В трактире этим вечером собрались обычные посетители: крестьяне, пришедшие посидеть за кружкой домашнего ячменного пива и поболтать с соседями, бродячие вояки, потерявшие службу из-за того, что их князья погибли или разорились настолько, что не в состоянии были содержать наёмные дружины… Война закончилась победой, но земля лежала выжженная, бесплодная. Потребуется немало времени и усилий, чтобы возродить Верхний Халлак.
То, что прибывшие из-за морей захватчики не успели утащить к себе на корабли, они уничтожили, когда стало ясно, что дело оборачивается против них.
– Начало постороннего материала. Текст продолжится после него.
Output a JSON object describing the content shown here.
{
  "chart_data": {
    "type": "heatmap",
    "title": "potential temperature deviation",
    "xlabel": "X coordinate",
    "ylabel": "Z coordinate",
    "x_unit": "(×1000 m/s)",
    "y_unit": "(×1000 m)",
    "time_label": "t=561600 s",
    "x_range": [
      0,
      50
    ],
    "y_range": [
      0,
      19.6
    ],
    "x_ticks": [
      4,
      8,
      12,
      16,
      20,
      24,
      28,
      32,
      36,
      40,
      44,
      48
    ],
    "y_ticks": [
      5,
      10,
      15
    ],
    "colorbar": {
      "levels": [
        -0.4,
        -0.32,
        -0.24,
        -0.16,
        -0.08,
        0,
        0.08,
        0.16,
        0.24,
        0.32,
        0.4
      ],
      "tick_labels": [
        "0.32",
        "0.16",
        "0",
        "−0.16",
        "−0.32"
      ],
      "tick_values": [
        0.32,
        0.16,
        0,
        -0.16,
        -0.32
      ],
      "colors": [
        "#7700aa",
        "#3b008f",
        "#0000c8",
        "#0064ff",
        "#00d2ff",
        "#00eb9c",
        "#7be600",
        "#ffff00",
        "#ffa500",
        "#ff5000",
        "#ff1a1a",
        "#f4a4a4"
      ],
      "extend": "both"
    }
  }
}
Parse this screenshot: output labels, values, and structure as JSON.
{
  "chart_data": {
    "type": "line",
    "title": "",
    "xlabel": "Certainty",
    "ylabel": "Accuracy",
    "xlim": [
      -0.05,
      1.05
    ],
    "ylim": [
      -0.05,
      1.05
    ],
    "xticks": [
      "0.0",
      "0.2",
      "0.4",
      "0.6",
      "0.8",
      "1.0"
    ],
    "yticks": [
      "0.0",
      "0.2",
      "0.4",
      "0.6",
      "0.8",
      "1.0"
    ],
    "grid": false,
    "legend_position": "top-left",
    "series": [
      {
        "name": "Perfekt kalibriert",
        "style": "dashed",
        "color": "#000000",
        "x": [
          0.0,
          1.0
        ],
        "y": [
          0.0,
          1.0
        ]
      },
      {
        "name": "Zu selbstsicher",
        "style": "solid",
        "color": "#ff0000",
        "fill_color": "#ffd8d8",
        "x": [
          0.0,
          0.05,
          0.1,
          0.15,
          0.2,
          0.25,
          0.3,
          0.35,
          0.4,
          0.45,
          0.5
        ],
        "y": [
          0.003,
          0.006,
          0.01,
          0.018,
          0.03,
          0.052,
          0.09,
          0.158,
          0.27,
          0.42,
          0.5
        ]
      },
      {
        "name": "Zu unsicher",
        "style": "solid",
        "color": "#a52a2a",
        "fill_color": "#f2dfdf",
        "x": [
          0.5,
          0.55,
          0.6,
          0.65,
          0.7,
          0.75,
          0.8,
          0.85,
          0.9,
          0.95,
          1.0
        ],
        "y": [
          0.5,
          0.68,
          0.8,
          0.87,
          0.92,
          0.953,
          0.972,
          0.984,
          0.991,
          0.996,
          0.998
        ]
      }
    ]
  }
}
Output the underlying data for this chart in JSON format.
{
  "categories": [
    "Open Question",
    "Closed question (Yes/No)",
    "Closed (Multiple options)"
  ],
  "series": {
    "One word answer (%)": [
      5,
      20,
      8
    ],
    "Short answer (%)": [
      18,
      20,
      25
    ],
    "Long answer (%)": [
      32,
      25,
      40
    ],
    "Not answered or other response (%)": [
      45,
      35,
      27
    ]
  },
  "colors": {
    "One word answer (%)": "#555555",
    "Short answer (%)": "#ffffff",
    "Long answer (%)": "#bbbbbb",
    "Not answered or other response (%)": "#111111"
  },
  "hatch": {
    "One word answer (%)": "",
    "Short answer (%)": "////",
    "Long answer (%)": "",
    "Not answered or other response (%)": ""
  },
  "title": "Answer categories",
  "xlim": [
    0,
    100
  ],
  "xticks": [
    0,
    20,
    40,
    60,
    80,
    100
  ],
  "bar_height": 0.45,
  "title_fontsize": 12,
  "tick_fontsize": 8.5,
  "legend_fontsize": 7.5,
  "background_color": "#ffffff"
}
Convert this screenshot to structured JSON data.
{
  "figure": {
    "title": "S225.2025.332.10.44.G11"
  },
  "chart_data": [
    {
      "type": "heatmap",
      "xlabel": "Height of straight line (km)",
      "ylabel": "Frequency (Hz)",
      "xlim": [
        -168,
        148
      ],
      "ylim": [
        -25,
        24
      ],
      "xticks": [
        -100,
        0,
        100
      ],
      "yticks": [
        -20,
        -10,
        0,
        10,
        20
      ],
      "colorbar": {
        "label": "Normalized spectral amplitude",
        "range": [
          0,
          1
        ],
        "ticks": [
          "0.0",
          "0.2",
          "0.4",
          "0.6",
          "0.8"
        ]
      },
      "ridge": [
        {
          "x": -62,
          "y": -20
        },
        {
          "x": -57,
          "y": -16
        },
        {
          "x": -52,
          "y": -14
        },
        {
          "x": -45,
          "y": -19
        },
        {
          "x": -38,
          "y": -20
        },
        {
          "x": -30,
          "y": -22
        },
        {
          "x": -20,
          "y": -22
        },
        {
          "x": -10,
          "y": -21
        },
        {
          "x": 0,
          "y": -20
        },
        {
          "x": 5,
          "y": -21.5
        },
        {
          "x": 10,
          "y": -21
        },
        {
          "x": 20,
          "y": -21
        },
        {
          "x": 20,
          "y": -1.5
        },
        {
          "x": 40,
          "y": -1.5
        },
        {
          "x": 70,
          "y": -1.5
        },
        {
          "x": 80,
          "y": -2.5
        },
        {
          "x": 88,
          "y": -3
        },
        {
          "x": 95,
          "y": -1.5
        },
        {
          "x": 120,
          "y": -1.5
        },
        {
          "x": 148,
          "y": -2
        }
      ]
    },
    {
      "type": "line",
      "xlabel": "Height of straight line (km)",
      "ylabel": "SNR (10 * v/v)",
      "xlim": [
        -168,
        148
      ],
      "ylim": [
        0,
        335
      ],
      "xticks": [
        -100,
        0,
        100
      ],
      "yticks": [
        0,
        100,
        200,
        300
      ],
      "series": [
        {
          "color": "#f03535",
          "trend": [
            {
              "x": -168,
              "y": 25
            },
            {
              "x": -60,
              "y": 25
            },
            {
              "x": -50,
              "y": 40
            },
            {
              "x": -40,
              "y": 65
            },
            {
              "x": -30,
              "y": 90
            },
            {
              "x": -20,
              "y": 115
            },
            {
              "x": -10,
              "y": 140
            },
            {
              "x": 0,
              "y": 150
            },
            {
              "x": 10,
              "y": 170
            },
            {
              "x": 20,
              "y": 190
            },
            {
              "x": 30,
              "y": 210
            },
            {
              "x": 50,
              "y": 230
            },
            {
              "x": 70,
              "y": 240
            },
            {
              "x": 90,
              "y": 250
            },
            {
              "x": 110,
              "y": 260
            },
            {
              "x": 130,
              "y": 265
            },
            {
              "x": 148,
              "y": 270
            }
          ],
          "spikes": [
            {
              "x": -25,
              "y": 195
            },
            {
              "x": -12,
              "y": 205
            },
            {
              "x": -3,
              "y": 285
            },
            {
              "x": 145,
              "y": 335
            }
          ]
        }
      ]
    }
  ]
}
Вместе с другими ратниками он оказался тогда в ещё дымящемся порту, чтобы преградить дорогу тем из врагов, кто не успел вернуться на корабли и остался на прибрежном песке: с одной стороны — угрюмое море, а с другой — люди из Долин.
Порт дымился: горели облитые маслом и подожжённые запасы провианта. Вонь стояла такая, что даже воины порой теряли сознание. Опустошив страну, враги устроили этот пожар, чтобы вызвать всеобщий голод, — дело ведь происходило посреди зимы. От лета жителей Долин отделяла долгая череда холодных дней, да и лето — не спасение: придётся дожидаться урожая. Если он будет, этот урожай, если найдётся достаточно зерна для сева, если в горных долинах сохранились овечьи отары, если стада одичавшего скота смогут найти себе пропитание на границах Пустыни и снова начнут размножаться.
Многие долины совершенно обезлюдели. Мужчины погибли в боях; женщины, если повезло, бежали в глубь страны, иногда попадали в рабство к захватчикам — или тоже погибли. Быть может, погибшим повезло больше всех. Да, дела-делишки…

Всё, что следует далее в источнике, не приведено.